Backed by a grant from the U.S. Centers for Disease Control and Prevention, Ghobadi and researchers from the Center for Data Science and Emergency Medicine are applying mathematical models to optimally transfer patients within the Johns Hopkins Health System, which includes five hospitals in Maryland and Washington, D.C. The models analyze both clinical and operational data to best manage capacity and identify patients who are candidates to be transferred to another facility.
Automating this "load-balancing" process will benefit both busy providers and patients, Ghobadi believes.
"Hospital transfers often happen when there is already some care given," Ghobadi says. "That is not always efficient, because in some ways you must start over. What does this patient need, and what resources do we have available for their hospitalization duration? We want to give providers a support tool that will help them decide where the patient can get the best care from the beginning."
The model is publicly available for healthcare managers and other researchers to examine various strategies for patient transfers, or they can request that Ghobadi's team run the models with their data.
In addition to using data to optimize patient transfers, Ghobadi is collaborating with Cassandra Thiel, an assistant professor at the NYU Grossman School of Medicine, to study how the COVID-19 pandemic disrupted PPE supply chains in New York City and other areas with large outbreaks around the country.

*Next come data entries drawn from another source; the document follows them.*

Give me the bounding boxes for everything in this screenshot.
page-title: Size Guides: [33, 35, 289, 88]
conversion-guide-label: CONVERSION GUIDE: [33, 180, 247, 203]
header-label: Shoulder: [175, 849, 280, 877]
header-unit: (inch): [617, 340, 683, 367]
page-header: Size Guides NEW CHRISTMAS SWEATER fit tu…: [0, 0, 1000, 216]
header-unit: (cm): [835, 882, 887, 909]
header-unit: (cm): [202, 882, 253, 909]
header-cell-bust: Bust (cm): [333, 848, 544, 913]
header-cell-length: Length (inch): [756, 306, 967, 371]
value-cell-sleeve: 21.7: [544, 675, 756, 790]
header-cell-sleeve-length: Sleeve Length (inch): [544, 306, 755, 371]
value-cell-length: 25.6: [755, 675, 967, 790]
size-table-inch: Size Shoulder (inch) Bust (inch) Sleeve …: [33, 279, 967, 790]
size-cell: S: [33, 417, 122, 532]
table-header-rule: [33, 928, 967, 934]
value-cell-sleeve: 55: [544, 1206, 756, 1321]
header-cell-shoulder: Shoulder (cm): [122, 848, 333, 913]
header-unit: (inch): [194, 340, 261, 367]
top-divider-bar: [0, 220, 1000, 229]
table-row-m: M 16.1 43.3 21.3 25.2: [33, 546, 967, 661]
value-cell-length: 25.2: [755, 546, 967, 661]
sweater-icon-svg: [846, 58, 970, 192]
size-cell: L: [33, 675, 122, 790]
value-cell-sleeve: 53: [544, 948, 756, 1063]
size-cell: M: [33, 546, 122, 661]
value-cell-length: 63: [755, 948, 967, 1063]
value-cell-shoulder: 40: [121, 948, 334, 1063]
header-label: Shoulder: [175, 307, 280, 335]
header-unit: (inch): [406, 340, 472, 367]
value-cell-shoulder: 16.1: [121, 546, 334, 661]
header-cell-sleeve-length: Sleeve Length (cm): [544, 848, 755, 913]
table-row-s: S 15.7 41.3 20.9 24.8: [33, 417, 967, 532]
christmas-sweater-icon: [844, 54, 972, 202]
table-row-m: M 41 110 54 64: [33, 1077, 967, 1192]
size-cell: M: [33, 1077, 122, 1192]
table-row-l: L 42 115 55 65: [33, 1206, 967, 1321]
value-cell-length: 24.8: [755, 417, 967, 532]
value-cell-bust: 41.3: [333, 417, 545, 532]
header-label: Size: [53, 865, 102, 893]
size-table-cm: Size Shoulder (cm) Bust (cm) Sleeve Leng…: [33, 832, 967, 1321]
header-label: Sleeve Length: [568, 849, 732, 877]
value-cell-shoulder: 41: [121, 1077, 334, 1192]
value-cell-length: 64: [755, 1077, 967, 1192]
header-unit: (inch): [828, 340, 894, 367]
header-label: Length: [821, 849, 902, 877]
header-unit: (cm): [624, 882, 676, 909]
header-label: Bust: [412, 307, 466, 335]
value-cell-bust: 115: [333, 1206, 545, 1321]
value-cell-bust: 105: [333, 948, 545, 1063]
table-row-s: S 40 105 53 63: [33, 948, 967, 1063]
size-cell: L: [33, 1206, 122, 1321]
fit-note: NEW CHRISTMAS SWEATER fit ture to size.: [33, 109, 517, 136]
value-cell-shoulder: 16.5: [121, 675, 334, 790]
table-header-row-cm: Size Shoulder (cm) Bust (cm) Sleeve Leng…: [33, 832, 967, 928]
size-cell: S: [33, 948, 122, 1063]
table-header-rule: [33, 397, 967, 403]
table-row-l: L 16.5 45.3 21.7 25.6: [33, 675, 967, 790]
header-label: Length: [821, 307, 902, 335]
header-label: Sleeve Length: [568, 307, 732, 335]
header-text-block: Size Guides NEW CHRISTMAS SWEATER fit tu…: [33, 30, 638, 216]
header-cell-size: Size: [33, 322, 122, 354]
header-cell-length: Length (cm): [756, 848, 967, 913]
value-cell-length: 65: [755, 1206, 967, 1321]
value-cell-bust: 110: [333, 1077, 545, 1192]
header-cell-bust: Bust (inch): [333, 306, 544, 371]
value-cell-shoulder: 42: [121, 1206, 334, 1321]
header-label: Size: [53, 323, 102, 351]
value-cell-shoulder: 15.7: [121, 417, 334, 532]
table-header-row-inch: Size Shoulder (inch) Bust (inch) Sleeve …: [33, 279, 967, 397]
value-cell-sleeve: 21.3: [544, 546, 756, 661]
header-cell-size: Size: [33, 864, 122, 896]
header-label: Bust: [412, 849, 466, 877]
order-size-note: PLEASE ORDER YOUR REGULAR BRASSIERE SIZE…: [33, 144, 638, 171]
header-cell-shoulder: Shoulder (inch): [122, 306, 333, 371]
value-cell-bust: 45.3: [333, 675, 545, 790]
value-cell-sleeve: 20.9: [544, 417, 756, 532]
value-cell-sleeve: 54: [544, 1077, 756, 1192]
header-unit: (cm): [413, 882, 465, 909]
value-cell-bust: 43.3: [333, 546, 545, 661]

Understanding what happened is difficult due to a lack of data; prior to the pandemic, many hospitals were not closely tracking their inventory or usage. As demand skyrocketed, supplies plummeted and supply chains were broke. In the early days, some hospitals had to contact tens of new suppliers just to find one PPE product and meet the demand that had increased by up to 60 times compared to the pre-pandemic times, Ghobadi says.
Using funding from an National Science Foundation RAPID award, the pair hopes the multi-institutional effort will prevent supply shortages from occurring during future surges. The data gathered during this research will also allow for deeper analysis of supply trends. Their goal is to eventually create a framework to inform best practices for how hospitals should buy and use PPE supplies.
While both projects were motivated by COVID-19, Ghobadi believes that this research will transcend the pandemic. For example, most PPE is single-use and is not biodegradable, so keeping a better tab on how much hospitals are using will benefit the environment and increase the sustainability of our healthcare systems.
"Our findings can help hospitals create long-term plans and make the best operational decisions even in the most uncertain times," Ghobadi says. "Hospitals can learn from the past and be more proactive in the future to avoid catastrophes."